Saat ini situasinya masih sebatas ketertarikan awal dan belum berkembang menjadi negosiasi resmi. Namun, kemungkinan transfer disebut bisa mulai bergerak dalam beberapa pekan ke depan, terutama bergantung pada manuver keluar Juventus di sektor pertahanan.
Menariknya, nama Teun Koopmeiners juga dikabarkan dapat masuk dalam pembicaraan antara kedua klub.
Gelandang asal Belanda tersebut pernah bekerja sama dengan Gian Piero Gasperini saat masih membela Atalanta. Faktor itu diyakini bisa menjadi nilai tambah jika Roma memang ingin memperkuat lini tengahnya musim depan.
Meski demikian, skenarionya bukan pertukaran langsung antara N’Dicka dan Koopmeiners. Juventus disebut mempertimbangkan memasukkan Koopmeiners sebagai bagian dari paket negosiasi guna menekan biaya transfer yang harus dibayarkan kepada Roma
Roma sendiri masih menganggap N’Dicka sebagai salah satu pemain penting dalam skuad. Bek asal Pantai Gading itu tampil cukup konsisten dan menjadi bagian utama lini belakang Giallorossi sepanjang musim.

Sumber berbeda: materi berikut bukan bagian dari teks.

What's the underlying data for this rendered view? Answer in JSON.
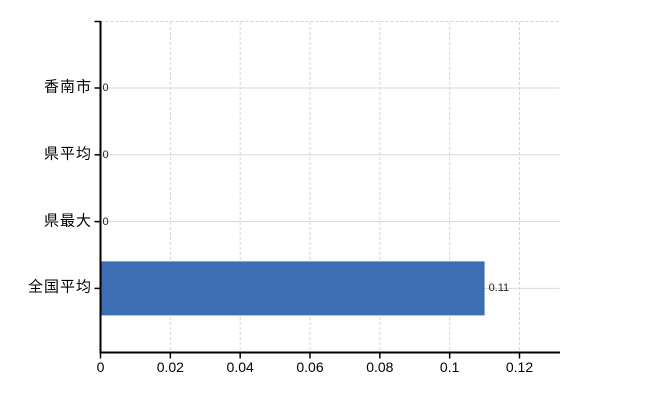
{
  "chart_data": {
    "type": "bar",
    "orientation": "horizontal",
    "title": "",
    "xlabel": "",
    "ylabel": "",
    "categories": [
      "香南市",
      "県平均",
      "県最大",
      "全国平均"
    ],
    "values": [
      0,
      0,
      0,
      0.11
    ],
    "value_labels": [
      "0",
      "0",
      "0",
      "0.11"
    ],
    "x_ticks": [
      0,
      0.02,
      0.04,
      0.06,
      0.08,
      0.1,
      0.12
    ],
    "x_tick_labels": [
      "0",
      "0.02",
      "0.04",
      "0.06",
      "0.08",
      "0.1",
      "0.12"
    ],
    "xlim": [
      0,
      0.1315
    ],
    "grid": "on",
    "legend": "none",
    "colors": {
      "bar": "#3d6db3",
      "axis": "#000000",
      "h_gridline": "#d5dbce",
      "v_gridline": "#d6d1d8",
      "category_text": "#000000",
      "tick_text": "#000000",
      "value_text": "#222222",
      "background": "#ffffff"
    }
  }
}
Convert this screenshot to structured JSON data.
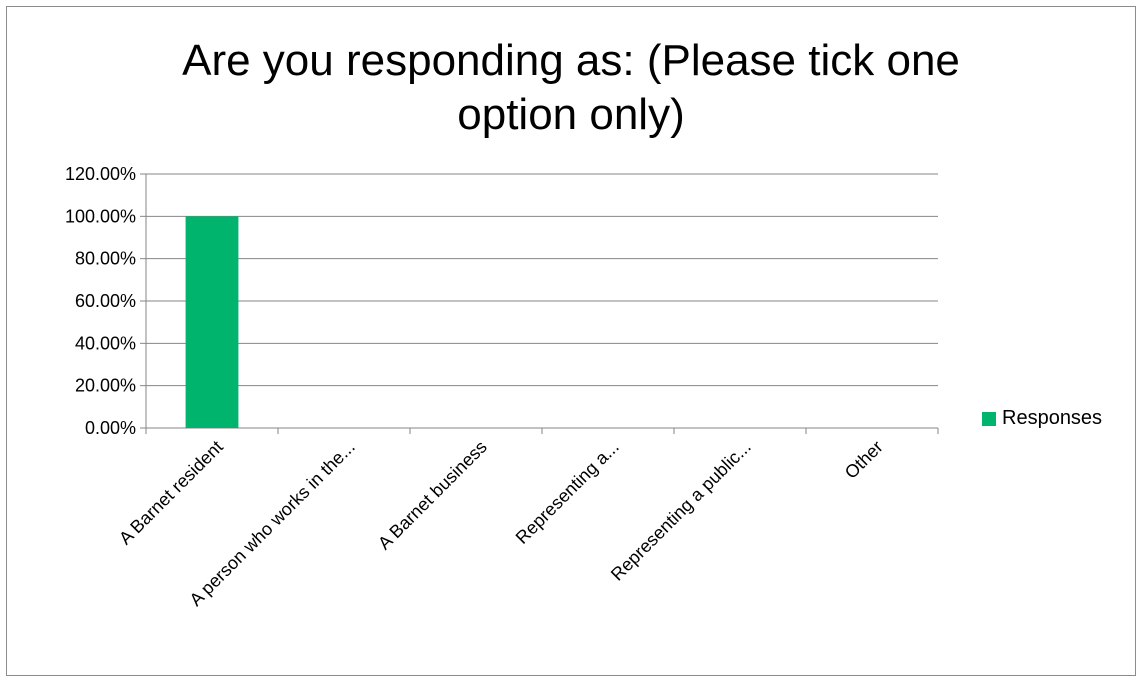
{
  "chart_data": {
    "type": "bar",
    "title": "Are you responding as: (Please tick one option only)",
    "title_lines": [
      "Are you responding as: (Please tick one",
      "option only)"
    ],
    "categories": [
      "A Barnet resident",
      "A person who works in the...",
      "A Barnet business",
      "Representing a...",
      "Representing a public...",
      "Other"
    ],
    "series": [
      {
        "name": "Responses",
        "values": [
          100,
          0,
          0,
          0,
          0,
          0
        ]
      }
    ],
    "ylim": [
      0,
      120
    ],
    "yticks": [
      0,
      20,
      40,
      60,
      80,
      100,
      120
    ],
    "ytick_labels": [
      "0.00%",
      "20.00%",
      "40.00%",
      "60.00%",
      "80.00%",
      "100.00%",
      "120.00%"
    ],
    "grid": true,
    "legend": "right",
    "colors": {
      "bar": "#00b46e",
      "grid": "#868686",
      "axis": "#868686"
    }
  }
}
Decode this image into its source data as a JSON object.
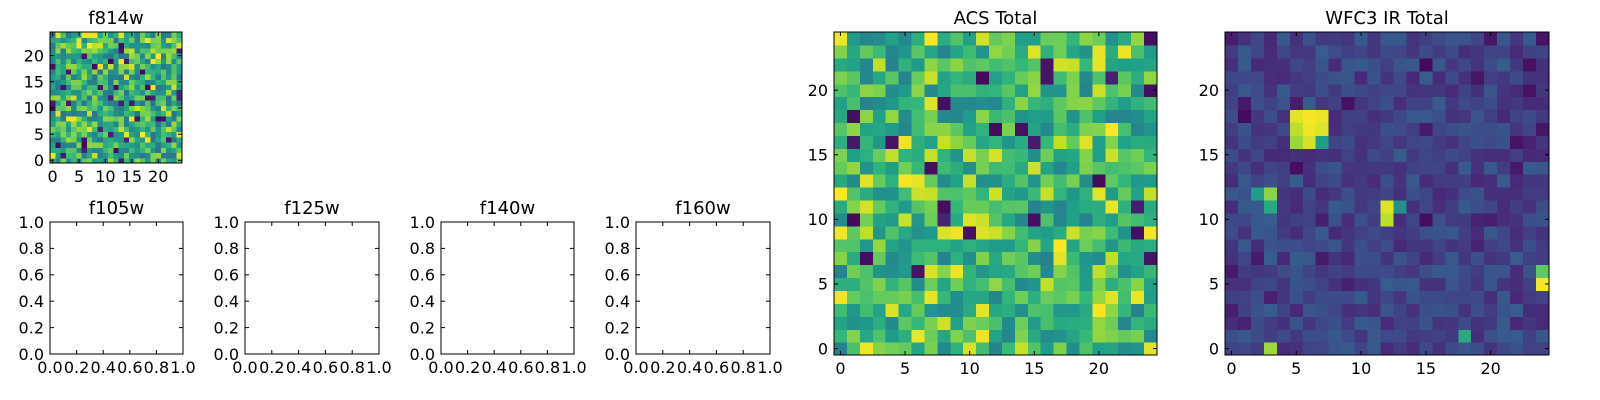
{
  "figure": {
    "background": "#ffffff"
  },
  "colormap": "viridis",
  "chart_data": [
    {
      "type": "heatmap",
      "title": "f814w",
      "xlabel": "",
      "ylabel": "",
      "xlim": [
        -0.5,
        24.5
      ],
      "ylim": [
        -0.5,
        24.5
      ],
      "xticks": [
        0,
        5,
        10,
        15,
        20
      ],
      "yticks": [
        0,
        5,
        10,
        15,
        20
      ],
      "grid": false,
      "seed": 814,
      "baseline": 0.62,
      "spread": 0.24,
      "dark_fraction": 0.05,
      "bright_fraction": 0.08,
      "note": "25x25 pixel cutout, mid-to-high values (green/yellow viridis) with scattered dark pixels"
    },
    {
      "type": "heatmap",
      "title": "f105w",
      "xlim": [
        0.0,
        1.0
      ],
      "ylim": [
        0.0,
        1.0
      ],
      "xticks": [
        "0.0",
        "0.2",
        "0.4",
        "0.6",
        "0.8",
        "1.0"
      ],
      "yticks": [
        "0.0",
        "0.2",
        "0.4",
        "0.6",
        "0.8",
        "1.0"
      ],
      "grid": false,
      "empty": true
    },
    {
      "type": "heatmap",
      "title": "f125w",
      "xlim": [
        0.0,
        1.0
      ],
      "ylim": [
        0.0,
        1.0
      ],
      "xticks": [
        "0.0",
        "0.2",
        "0.4",
        "0.6",
        "0.8",
        "1.0"
      ],
      "yticks": [
        "0.0",
        "0.2",
        "0.4",
        "0.6",
        "0.8",
        "1.0"
      ],
      "grid": false,
      "empty": true
    },
    {
      "type": "heatmap",
      "title": "f140w",
      "xlim": [
        0.0,
        1.0
      ],
      "ylim": [
        0.0,
        1.0
      ],
      "xticks": [
        "0.0",
        "0.2",
        "0.4",
        "0.6",
        "0.8",
        "1.0"
      ],
      "yticks": [
        "0.0",
        "0.2",
        "0.4",
        "0.6",
        "0.8",
        "1.0"
      ],
      "grid": false,
      "empty": true
    },
    {
      "type": "heatmap",
      "title": "f160w",
      "xlim": [
        0.0,
        1.0
      ],
      "ylim": [
        0.0,
        1.0
      ],
      "xticks": [
        "0.0",
        "0.2",
        "0.4",
        "0.6",
        "0.8",
        "1.0"
      ],
      "yticks": [
        "0.0",
        "0.2",
        "0.4",
        "0.6",
        "0.8",
        "1.0"
      ],
      "grid": false,
      "empty": true
    },
    {
      "type": "heatmap",
      "title": "ACS Total",
      "xlim": [
        -0.5,
        24.5
      ],
      "ylim": [
        -0.5,
        24.5
      ],
      "xticks": [
        0,
        5,
        10,
        15,
        20
      ],
      "yticks": [
        0,
        5,
        10,
        15,
        20
      ],
      "grid": false,
      "seed": 2024,
      "baseline": 0.64,
      "spread": 0.2,
      "dark_fraction": 0.04,
      "bright_fraction": 0.1,
      "note": "25x25 summed ACS image, mostly green/yellow with a few dark pixels"
    },
    {
      "type": "heatmap",
      "title": "WFC3 IR Total",
      "xlim": [
        -0.5,
        24.5
      ],
      "ylim": [
        -0.5,
        24.5
      ],
      "xticks": [
        0,
        5,
        10,
        15,
        20
      ],
      "yticks": [
        0,
        5,
        10,
        15,
        20
      ],
      "grid": false,
      "seed": 3331,
      "baseline": 0.2,
      "spread": 0.09,
      "dark_fraction": 0.05,
      "bright_fraction": 0.0,
      "hotspots": [
        {
          "x": 5,
          "y": 18,
          "v": 0.96
        },
        {
          "x": 6,
          "y": 18,
          "v": 0.99
        },
        {
          "x": 7,
          "y": 18,
          "v": 0.97
        },
        {
          "x": 5,
          "y": 17,
          "v": 0.9
        },
        {
          "x": 6,
          "y": 17,
          "v": 0.98
        },
        {
          "x": 7,
          "y": 17,
          "v": 0.95
        },
        {
          "x": 5,
          "y": 16,
          "v": 0.85
        },
        {
          "x": 6,
          "y": 16,
          "v": 0.94
        },
        {
          "x": 7,
          "y": 16,
          "v": 0.55
        },
        {
          "x": 6,
          "y": 15,
          "v": 0.12
        },
        {
          "x": 2,
          "y": 12,
          "v": 0.55
        },
        {
          "x": 3,
          "y": 12,
          "v": 0.82
        },
        {
          "x": 3,
          "y": 11,
          "v": 0.6
        },
        {
          "x": 12,
          "y": 11,
          "v": 0.95
        },
        {
          "x": 12,
          "y": 10,
          "v": 0.9
        },
        {
          "x": 13,
          "y": 11,
          "v": 0.5
        },
        {
          "x": 24,
          "y": 6,
          "v": 0.75
        },
        {
          "x": 24,
          "y": 5,
          "v": 0.99
        },
        {
          "x": 18,
          "y": 1,
          "v": 0.6
        },
        {
          "x": 3,
          "y": 0,
          "v": 0.85
        }
      ],
      "note": "25x25 summed WFC3 IR image, low background (purple/blue) with several bright compact sources"
    }
  ]
}
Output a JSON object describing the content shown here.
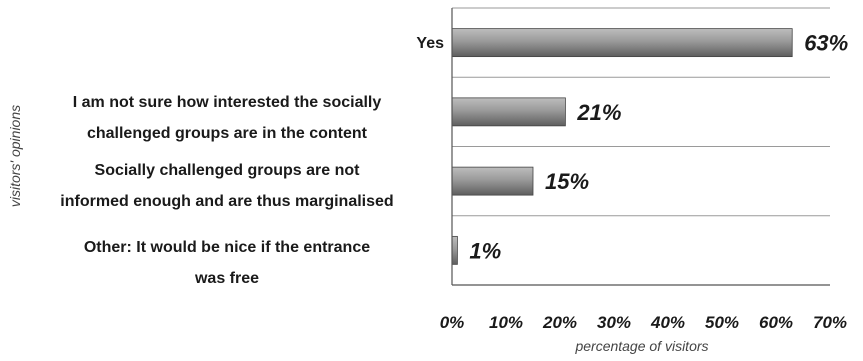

Namun, klub ibu kota Italia tersebut tidak sepenuhnya menutup peluang penjualan apabila datang tawaran besar. Situasi kontrak N’Dicka yang masih berlaku hingga 2028 membuat Roma berada dalam posisi kuat untuk menentukan harga.
Laporan di Italia menyebut valuasi sang pemain berada di kisaran 40 juta euro. Nilai tersebut juga dinilai penting bagi Roma dari sisi keseimbangan finansial dan aturan Financial Fair Play (FFP).
Selain Juventus, FC Barcelona juga disebut memantau perkembangan situasi N’Dicka. Dengan minat dari beberapa klub besar Eropa, bek berusia 25 tahun itu berpotensi menjadi salah satu nama panas pada bursa transfer musim panas nanti.
Bagi Roma, keputusan terkait masa depan N’Dicka kemungkinan akan sangat dipengaruhi oleh strategi pembangunan skuad Gasperini, terutama jika klub ingin mendatangkan pemain baru tanpa mengganggu stabilitas keuangan.